UC Berkeley

Breast cancer signaling pathways and neural systems are composed of networks of mutually dependent and thus interconnected genes or neurons. Systems biology is an emerging interdisciplinary field of study that focuses on understanding these complex interactions using a systematic approach. The main goal is transforming biology into a fully quantitative, theory-rich science to understand complex behavior and produce effective predictions. However, since often only incomplete abstracted hypotheses exist to explain observed complex behavior and functions, new techniques for identifying breast cancer signaling pathways and neural systems need to be able to incorporate different types of experimental data and varying levels of prior knowledge.

This dissertation describes several efforts aimed towards an understanding of these systems by developing system identification tools and computational analysis techniques to facilitate these studies. In systems biology, models may focus on different features, different aspects and different objectives, so there can exist several model classes.
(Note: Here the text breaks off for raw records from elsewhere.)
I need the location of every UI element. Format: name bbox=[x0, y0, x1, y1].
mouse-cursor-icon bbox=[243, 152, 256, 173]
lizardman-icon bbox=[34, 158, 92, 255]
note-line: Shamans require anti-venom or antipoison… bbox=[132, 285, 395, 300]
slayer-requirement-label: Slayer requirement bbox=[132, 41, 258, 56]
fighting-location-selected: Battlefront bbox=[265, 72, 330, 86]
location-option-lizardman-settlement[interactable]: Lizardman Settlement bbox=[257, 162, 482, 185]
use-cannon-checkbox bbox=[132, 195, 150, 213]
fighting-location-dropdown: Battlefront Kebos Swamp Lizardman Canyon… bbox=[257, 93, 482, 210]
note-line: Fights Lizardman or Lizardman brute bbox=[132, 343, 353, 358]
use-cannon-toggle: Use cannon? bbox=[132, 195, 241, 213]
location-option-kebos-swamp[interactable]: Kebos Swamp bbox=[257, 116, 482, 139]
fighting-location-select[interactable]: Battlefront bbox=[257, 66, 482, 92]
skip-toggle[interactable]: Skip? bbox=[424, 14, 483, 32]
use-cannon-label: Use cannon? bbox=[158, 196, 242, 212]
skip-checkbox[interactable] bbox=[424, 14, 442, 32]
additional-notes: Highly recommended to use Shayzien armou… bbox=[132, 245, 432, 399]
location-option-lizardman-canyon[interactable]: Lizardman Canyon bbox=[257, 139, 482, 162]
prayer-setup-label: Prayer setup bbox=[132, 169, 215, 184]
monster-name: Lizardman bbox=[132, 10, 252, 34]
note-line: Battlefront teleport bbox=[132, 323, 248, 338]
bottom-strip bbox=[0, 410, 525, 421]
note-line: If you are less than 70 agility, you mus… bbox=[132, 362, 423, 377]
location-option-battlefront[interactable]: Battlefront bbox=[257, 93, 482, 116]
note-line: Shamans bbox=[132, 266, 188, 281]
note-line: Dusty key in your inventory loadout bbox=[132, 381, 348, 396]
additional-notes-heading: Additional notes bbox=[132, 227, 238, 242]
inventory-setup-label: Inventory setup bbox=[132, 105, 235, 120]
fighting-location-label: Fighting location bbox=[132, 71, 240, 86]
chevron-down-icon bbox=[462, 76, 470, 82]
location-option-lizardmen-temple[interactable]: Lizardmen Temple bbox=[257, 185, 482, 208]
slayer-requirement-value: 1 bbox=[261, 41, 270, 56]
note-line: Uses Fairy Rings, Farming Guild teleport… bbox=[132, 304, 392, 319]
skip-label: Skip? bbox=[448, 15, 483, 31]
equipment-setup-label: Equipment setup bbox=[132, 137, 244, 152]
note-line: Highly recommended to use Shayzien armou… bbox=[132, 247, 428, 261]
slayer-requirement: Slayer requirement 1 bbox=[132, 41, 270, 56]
The first class of tools that we present includes the hybrid Boolean framework and optimization-based inference, and is developed in conjunction with existing mathematical tools. For example, the former is a combination of ordinary differential equations (ODEs) and Boolean networks (BNs), and the latter is that of graph models and linear time-varying systems. These tools take advantage of existing mathematical models and compensate for their limitations or disadvantages. The second class of tools that we present includes data-driven graph reconstruction using compressive sensing, discrete mode identification via sparse subspace clustering, and low-rank representation of neural activity. These adopt a data-driven approach using little prior knowledge which has its origin in the computer vision literature. Case studies of Human Epidermal growth factor Receptor 2 overexpressed breast cancer and neural systems for a Brain Machine Interface are given.

Since the challenge in systems biology has become to show that the identified networks and corresponding mathematical models are enough to represent the underlying system, these tools are developed both for identifying models and also suggesting experimental directions to better understand the systems. The ultimate goal of the work presented is to create a framework to broaden the spectrum of different modeling approaches since each model can be described through a different perspective and may highlight different aspects of the system.